Future posts will highlight favorite podcast and webcast episodes.  For now, here are some suggestions to get started:
  • So far, Seedlings is my personal favorite.  It also highlights a variety of tech topics which are relevant to the classroom.  A big plus is that it offers links to most of the web 2.0 tools that are discussed within each episode via Bob Sprankle's blog called Bit by Bit.
  • TED is a must see!  There are many dynamic speakers on this site.
  • EdTechTalk has a variety of topics related to both tech and ed.   
  • Edutopia offers some interesting vodcasts
  • Colorin Colorado! is a site I send my TCE students to view webcasts on ESOL and bilingual ed. issues.  
  • Reading Rockets is a related site with some broader literacy videos and podcasts. 


RSS + Reader: Bringing Info to You

Tech  Looking for an efficient way for new information from your favorite sites to come to you instead of you going to them?  RSS + a reader helps simplify life. 

Here's a snapshot of some of the education and technology blogs and podcasts I subscribe to using these tools.

Here are some tutorials to help you get started.

I use google reader, but there are other possibilities.

Met Ed (Applications)

Professional Development: See some of our recommendations in Networks and on the side of the blog.

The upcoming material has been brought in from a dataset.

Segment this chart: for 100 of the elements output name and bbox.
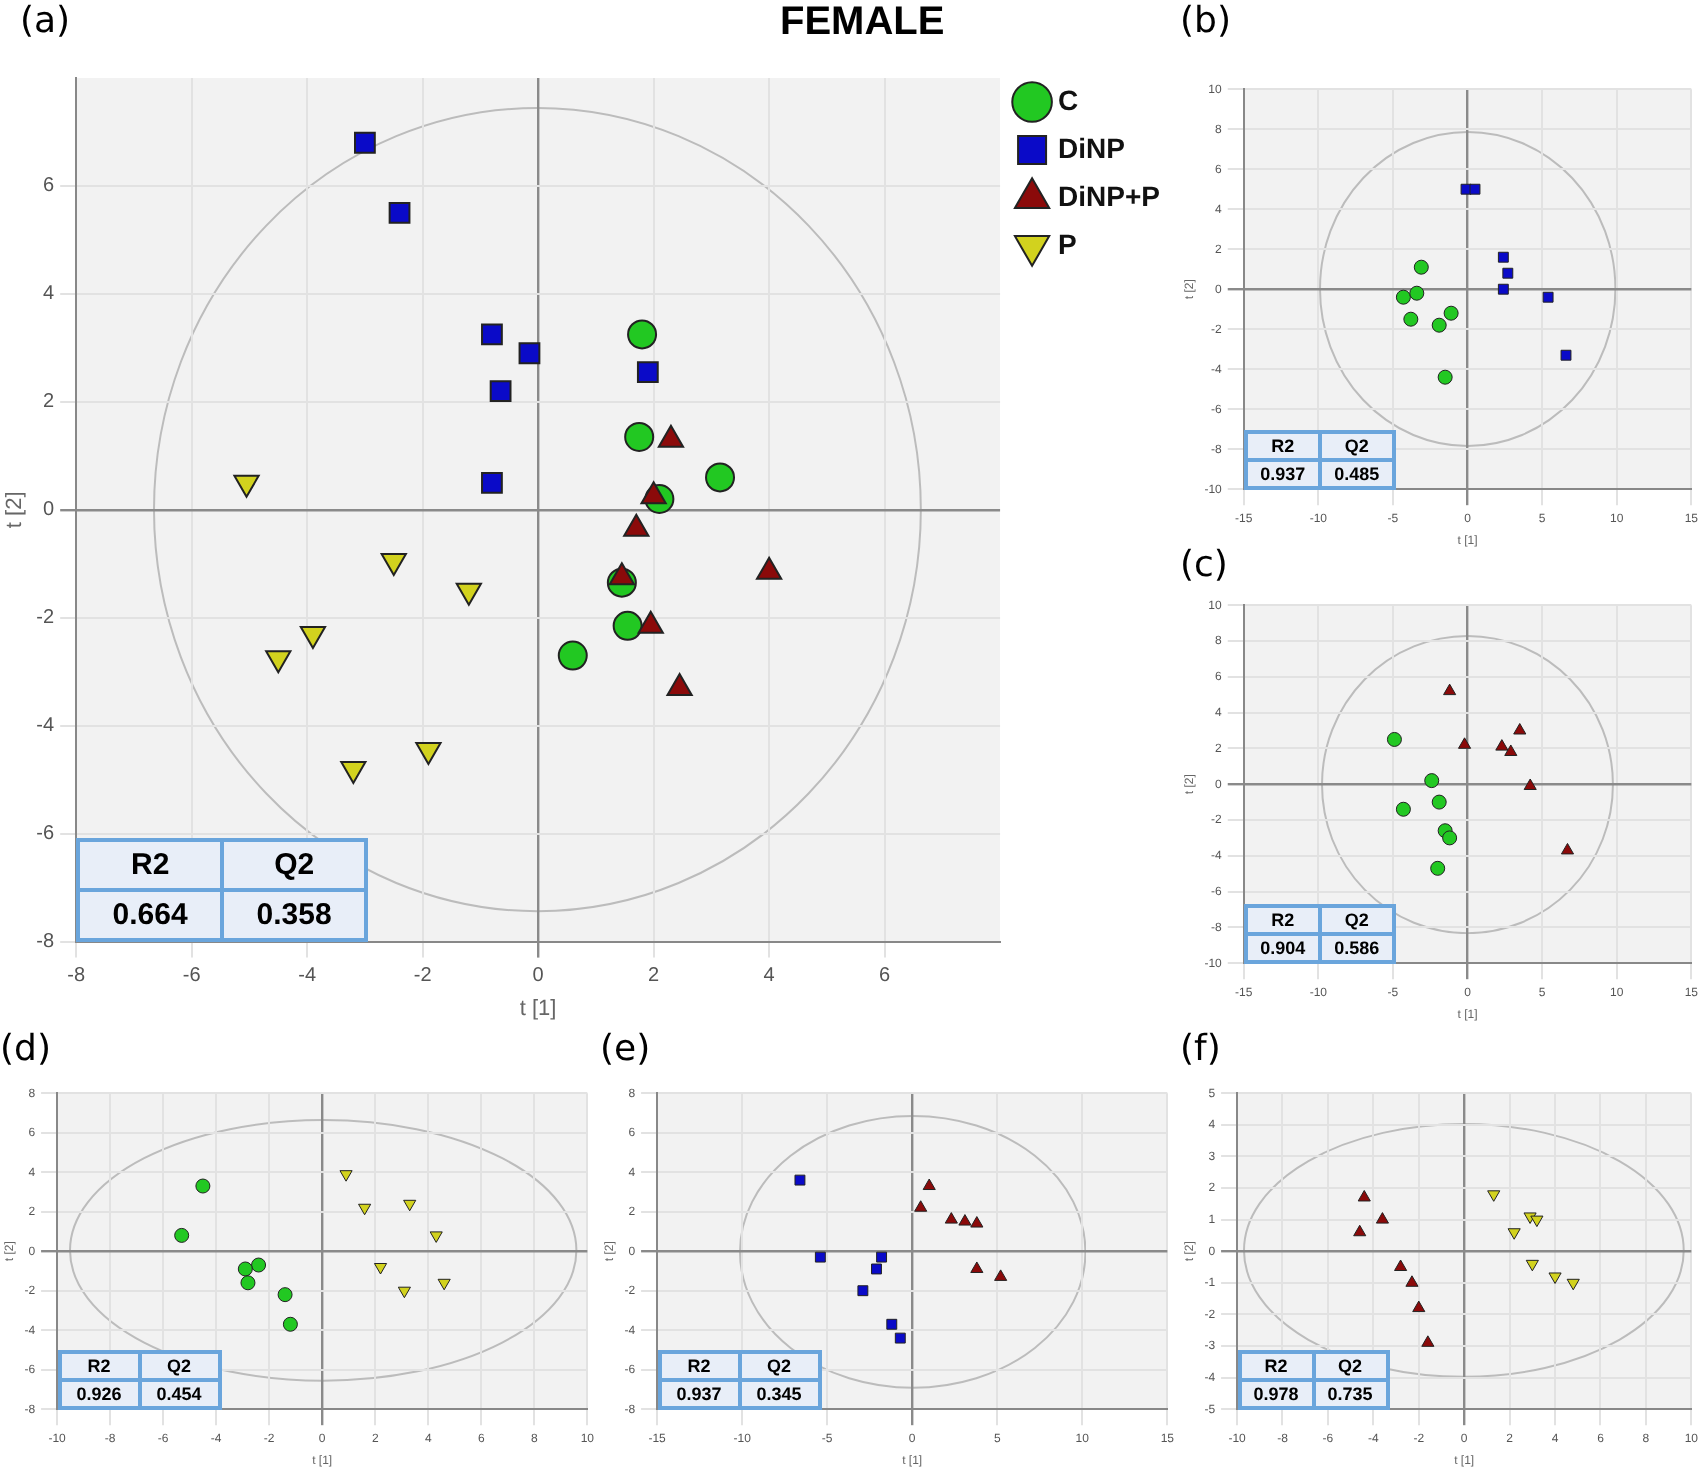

Most of these contain RSS feeds.  Viewing these feeds allows us to stay abreast topics in education, see examples of how technology is currently being implemented in classrooms, etc.

Job Searches: It may also serve a useful purpose if you are job searching. NAFSA career center uses RSS. I also noticed that some local school districts have this feature.

Get started by subscribing to When Tech Met Ed.

Look for the icon.


And the Story Begins

This particular story begins with two teachers from different backgrounds meeting and exchanging ideas about tech and ed:  Our names are Cheridy Aduviri and Kacey Kintscher.  Here's a brief overview of where our journey intersected and the formation of this blog began.
Kacey was my daughter's elementary teacher.  I noted some interesting, positive things happening in terms of my daughter's critical thinking skills and asked to volunteer in the class.  Kacey was gracious and opened the doors of her classroom.  Many problem solving, critical thinking, and networking ideas from an ESOL technology class that I teach at the university level were evident.  It turned out that this was not a coincidence.  She takes many concepts from her research in technology and education and applies them to her classroom in ways that have a positive impact on her students.